Eye For Film >> Movies >> Who Is Arthur Chu? (2017) Film Review
Who Is Arthur Chu?
Reviewed by: Jennie Kermode
Who is Arthur Chu? If you live in the US, the chances are that you already know. Or think you do. You'll have seen him on Jeopardy, winning week after week. For a time he seemed invincible. He also attracted a lot of hate. Arthur Chu is three things that large numbers of Americans dislike. He's ethnically Chinese. He's smart. And he's an outspoken feminist.
Being Chinese American comes with a certain set of expectations which Arthur simply isn't wired to fit. He's not humble or submissive. He doesn't value politeness and fitting in over speaking up when he thinks something is wrong. His father doesn't approve of this behaviour. Many of the hateful messages he receives on social media - which include death threats - refer to his ethnicity and, obliquely, to his failure to fit the stereotype, his failure to stay in his place.

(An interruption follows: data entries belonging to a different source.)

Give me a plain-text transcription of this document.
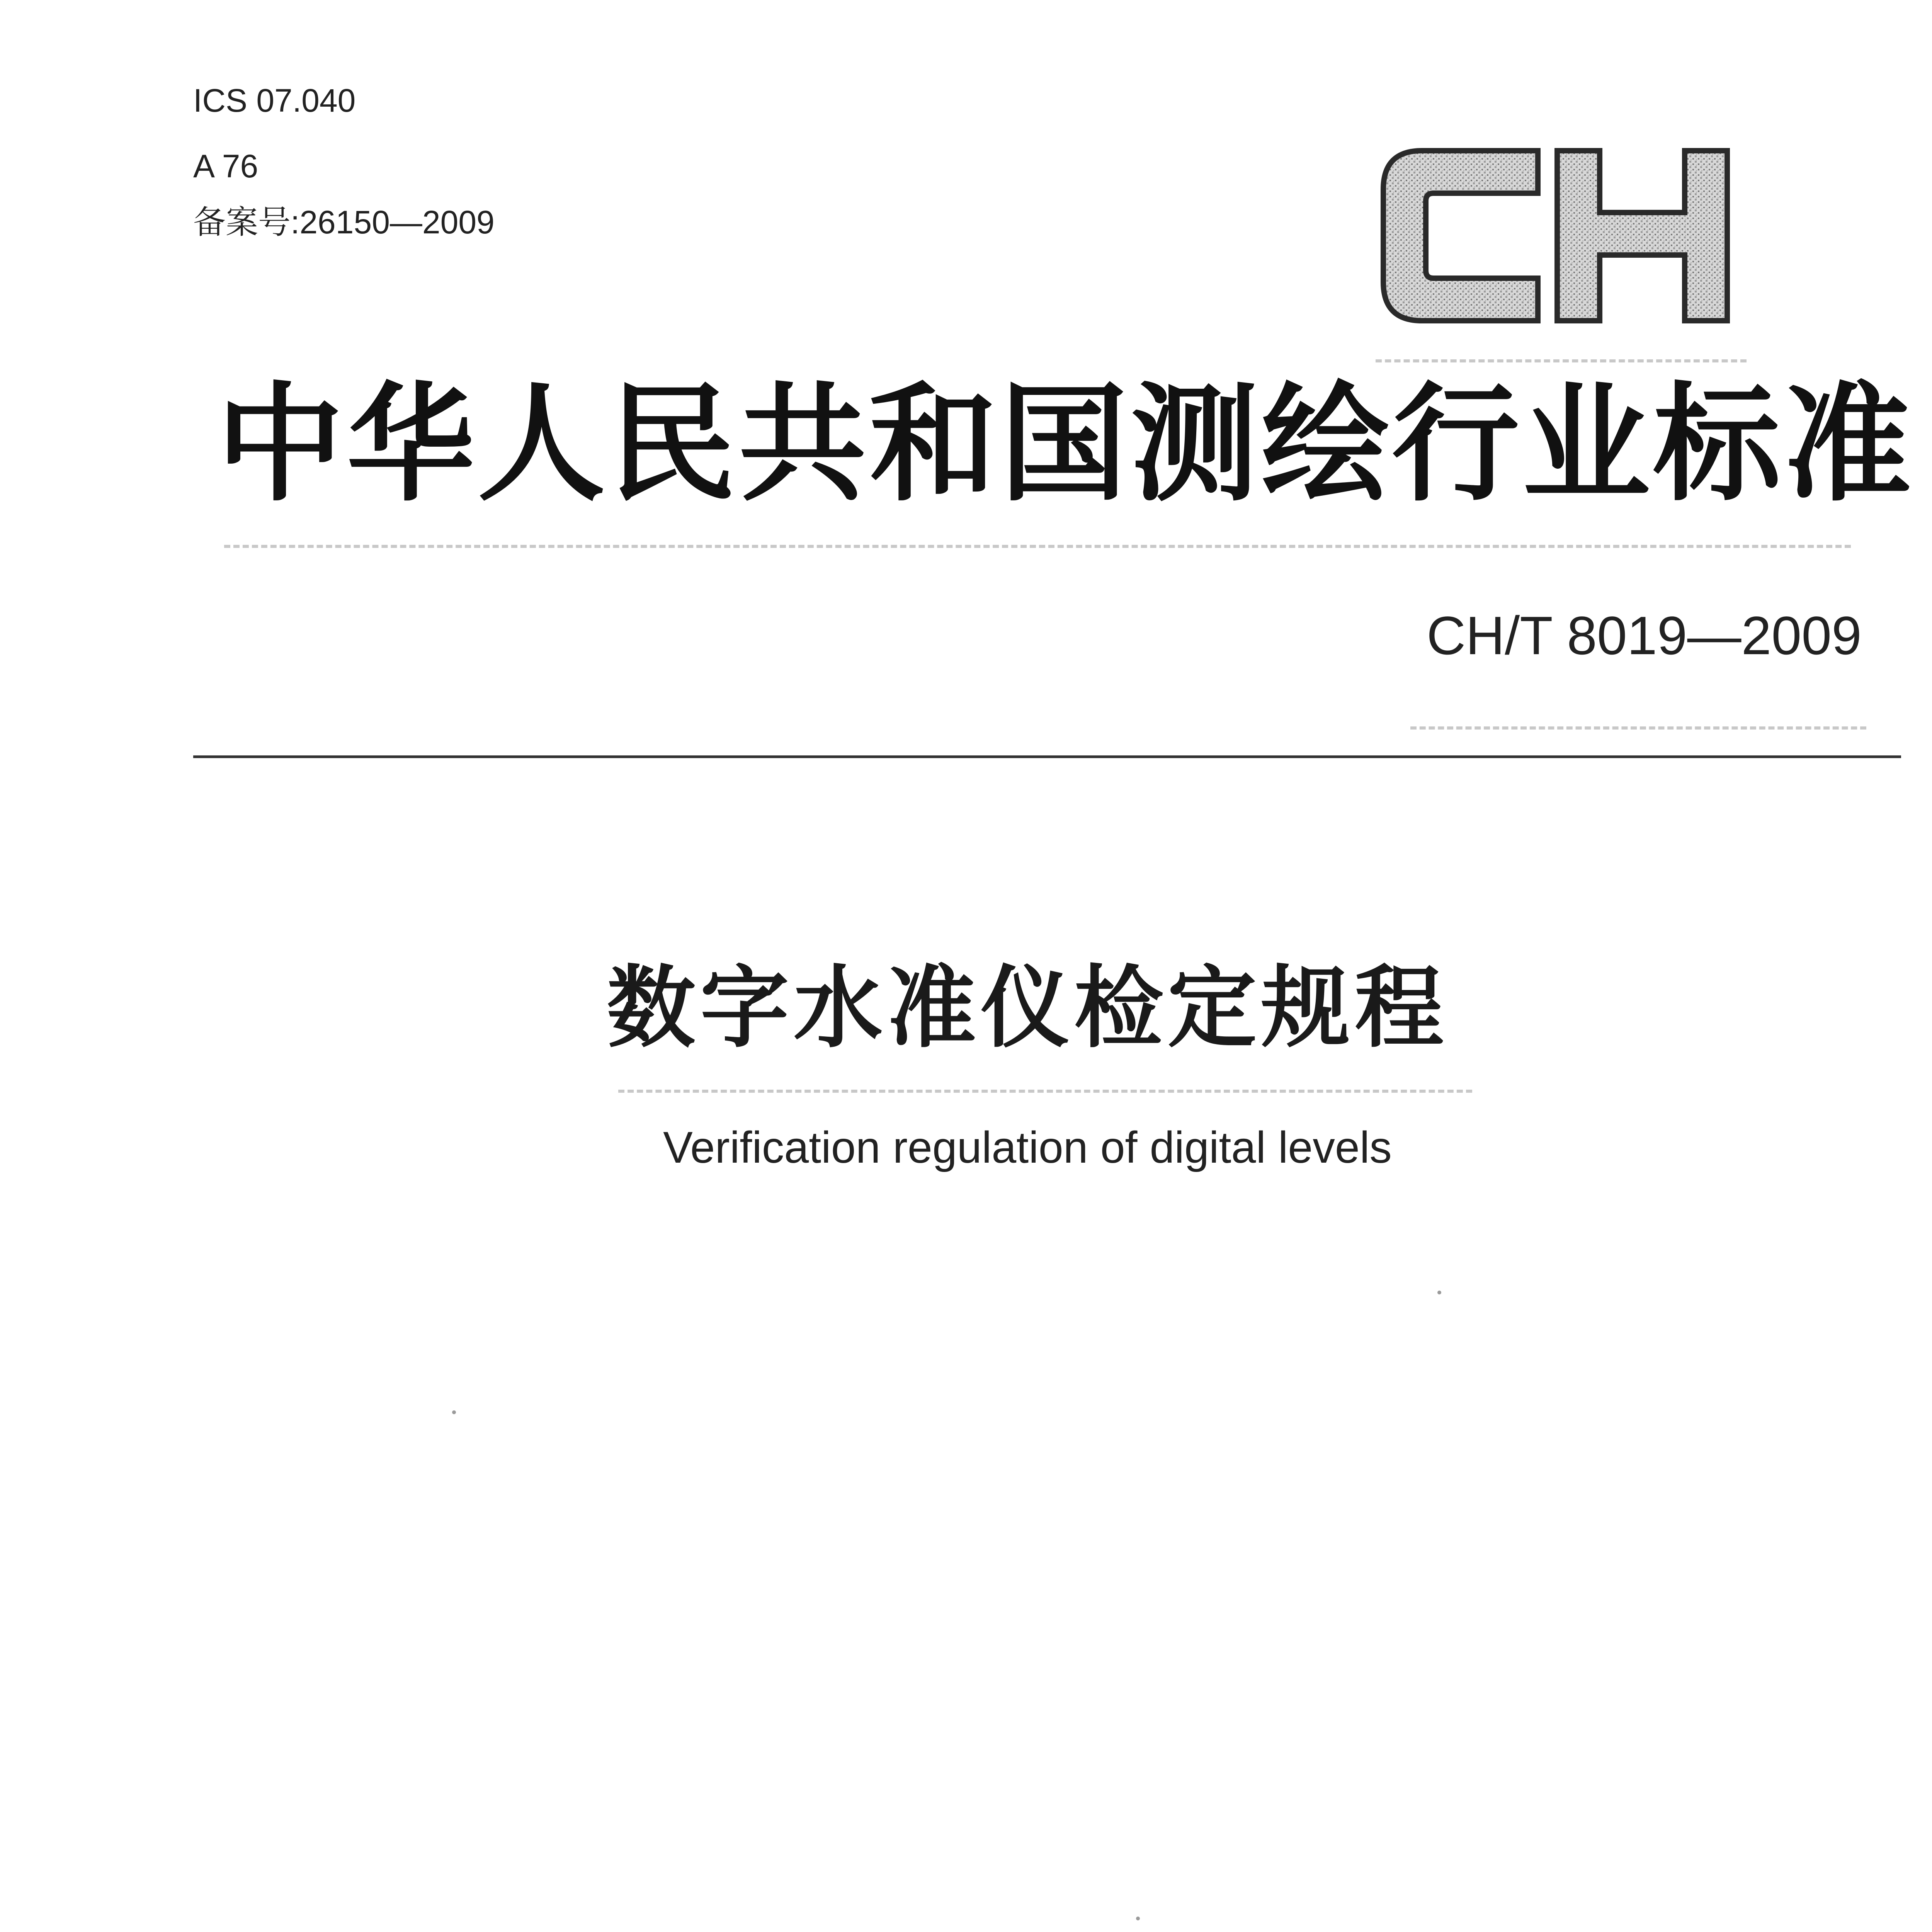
ICS 07.040
A 76
备案号:26150—2009
中华人民共和国测绘行业标准
CH/T 8019—2009
数字水准仪检定规程
Verification regulation of digital levels
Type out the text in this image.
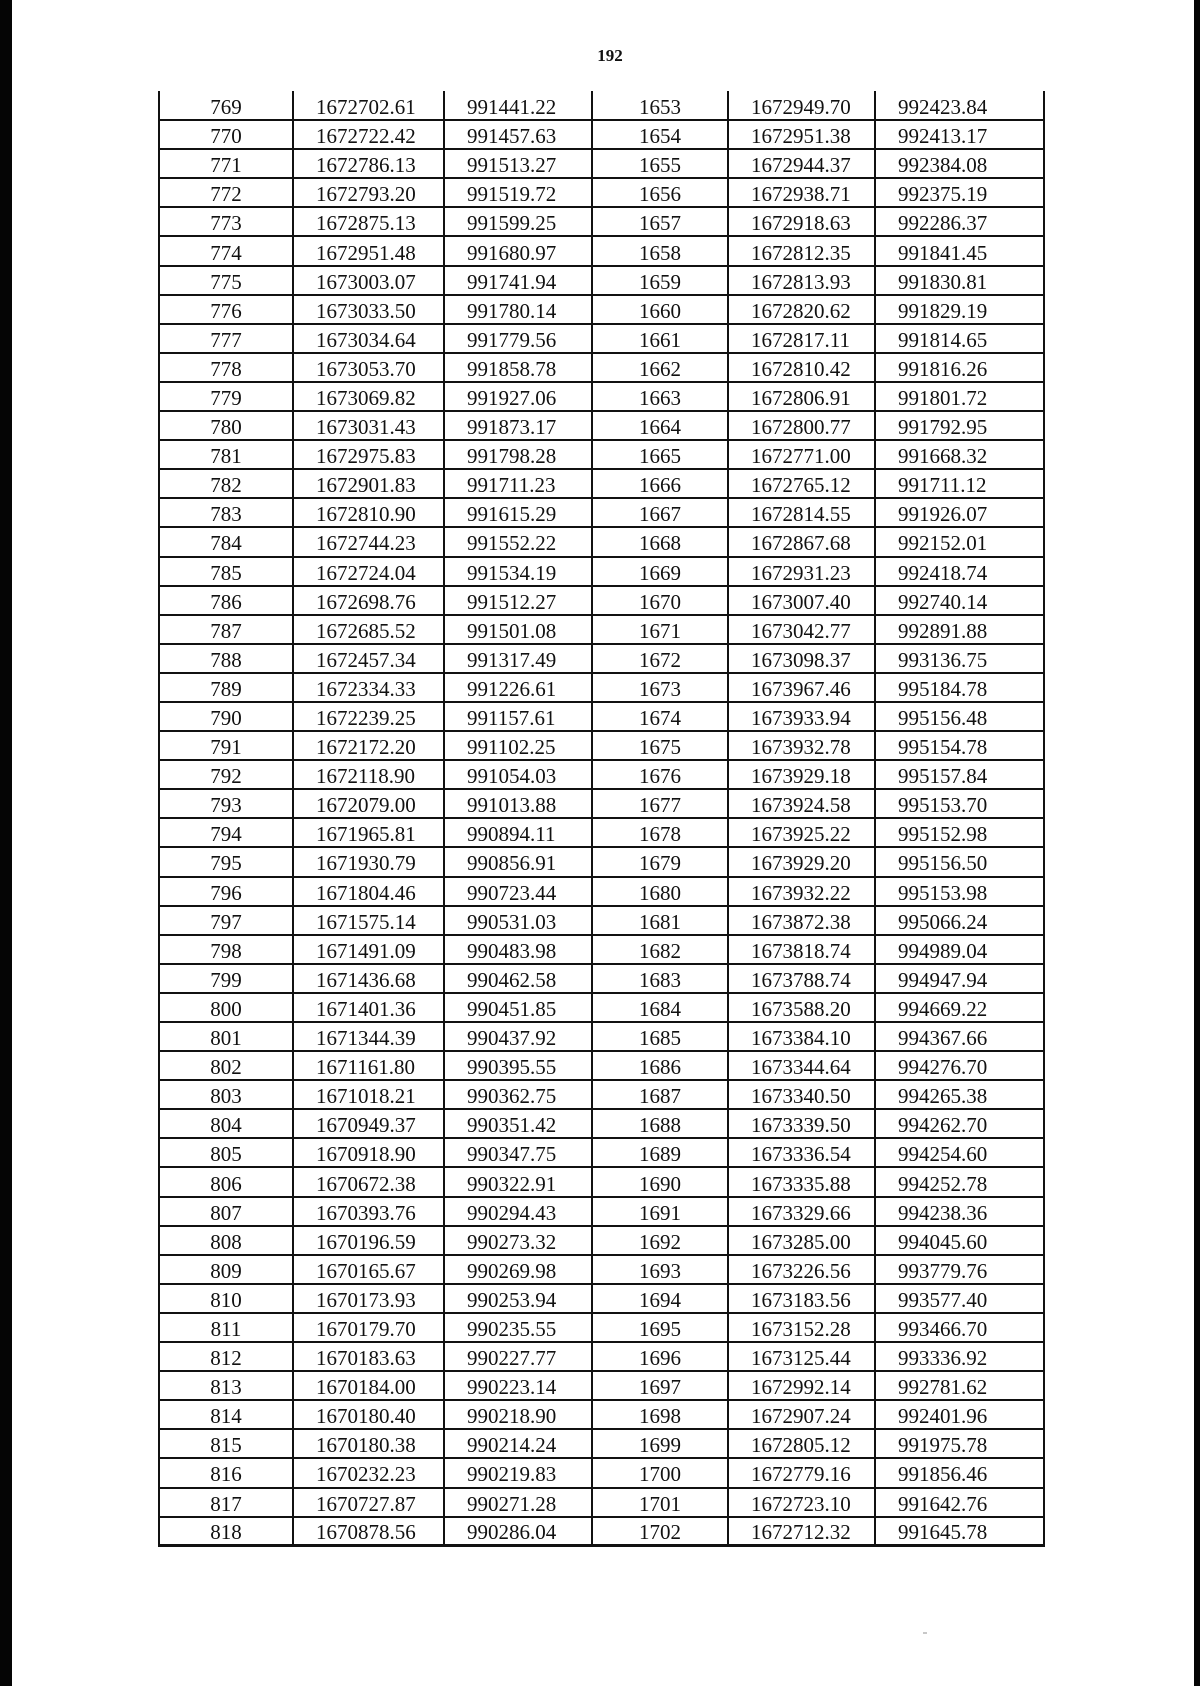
192
769	1672702.61	991441.22	1653	1672949.70	992423.84
770	1672722.42	991457.63	1654	1672951.38	992413.17
771	1672786.13	991513.27	1655	1672944.37	992384.08
772	1672793.20	991519.72	1656	1672938.71	992375.19
773	1672875.13	991599.25	1657	1672918.63	992286.37
774	1672951.48	991680.97	1658	1672812.35	991841.45
775	1673003.07	991741.94	1659	1672813.93	991830.81
776	1673033.50	991780.14	1660	1672820.62	991829.19
777	1673034.64	991779.56	1661	1672817.11	991814.65
778	1673053.70	991858.78	1662	1672810.42	991816.26
779	1673069.82	991927.06	1663	1672806.91	991801.72
780	1673031.43	991873.17	1664	1672800.77	991792.95
781	1672975.83	991798.28	1665	1672771.00	991668.32
782	1672901.83	991711.23	1666	1672765.12	991711.12
783	1672810.90	991615.29	1667	1672814.55	991926.07
784	1672744.23	991552.22	1668	1672867.68	992152.01
785	1672724.04	991534.19	1669	1672931.23	992418.74
786	1672698.76	991512.27	1670	1673007.40	992740.14
787	1672685.52	991501.08	1671	1673042.77	992891.88
788	1672457.34	991317.49	1672	1673098.37	993136.75
789	1672334.33	991226.61	1673	1673967.46	995184.78
790	1672239.25	991157.61	1674	1673933.94	995156.48
791	1672172.20	991102.25	1675	1673932.78	995154.78
792	1672118.90	991054.03	1676	1673929.18	995157.84
793	1672079.00	991013.88	1677	1673924.58	995153.70
794	1671965.81	990894.11	1678	1673925.22	995152.98
795	1671930.79	990856.91	1679	1673929.20	995156.50
796	1671804.46	990723.44	1680	1673932.22	995153.98
797	1671575.14	990531.03	1681	1673872.38	995066.24
798	1671491.09	990483.98	1682	1673818.74	994989.04
799	1671436.68	990462.58	1683	1673788.74	994947.94
800	1671401.36	990451.85	1684	1673588.20	994669.22
801	1671344.39	990437.92	1685	1673384.10	994367.66
802	1671161.80	990395.55	1686	1673344.64	994276.70
803	1671018.21	990362.75	1687	1673340.50	994265.38
804	1670949.37	990351.42	1688	1673339.50	994262.70
805	1670918.90	990347.75	1689	1673336.54	994254.60
806	1670672.38	990322.91	1690	1673335.88	994252.78
807	1670393.76	990294.43	1691	1673329.66	994238.36
808	1670196.59	990273.32	1692	1673285.00	994045.60
809	1670165.67	990269.98	1693	1673226.56	993779.76
810	1670173.93	990253.94	1694	1673183.56	993577.40
811	1670179.70	990235.55	1695	1673152.28	993466.70
812	1670183.63	990227.77	1696	1673125.44	993336.92
813	1670184.00	990223.14	1697	1672992.14	992781.62
814	1670180.40	990218.90	1698	1672907.24	992401.96
815	1670180.38	990214.24	1699	1672805.12	991975.78
816	1670232.23	990219.83	1700	1672779.16	991856.46
817	1670727.87	990271.28	1701	1672723.10	991642.76
818	1670878.56	990286.04	1702	1672712.32	991645.78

Arthur describes himself as a nerd. He was one of those kids who became obsessed by a quest to learn absolutely as many things as he could; we see this reflected in a number of charming old home movie clips. But it isn't just knowledge that accounts for his quiz show success: it's the use of strategy. This, as many viewers see it, is cheating. Bringing skill into a game they had assumed was based on luck illustrates that not everyone in the game has an equal chance of success - it strikes at the root of the American Dream.
If Arthur had one thing on his side, it was the nerd community, but his concern about the treatment of women and his willingness to raise it in all sorts of contexts, especially in the aftermath of Jeopardy when figuring out what to do with the rest of his life, quickly made him enemies there too. Throughout all this, however, he remained surprisingly upbeat and sure of himself - perhaps because the things he really valued in life were located elsewhere. Directors Scott J Drucker and Yu Gu have captured distinctly unglamorous but endearing footage of his home life. A wife struggling with fibromyalgia, coupled with his own professed unemployability, helps to keep things in perspective.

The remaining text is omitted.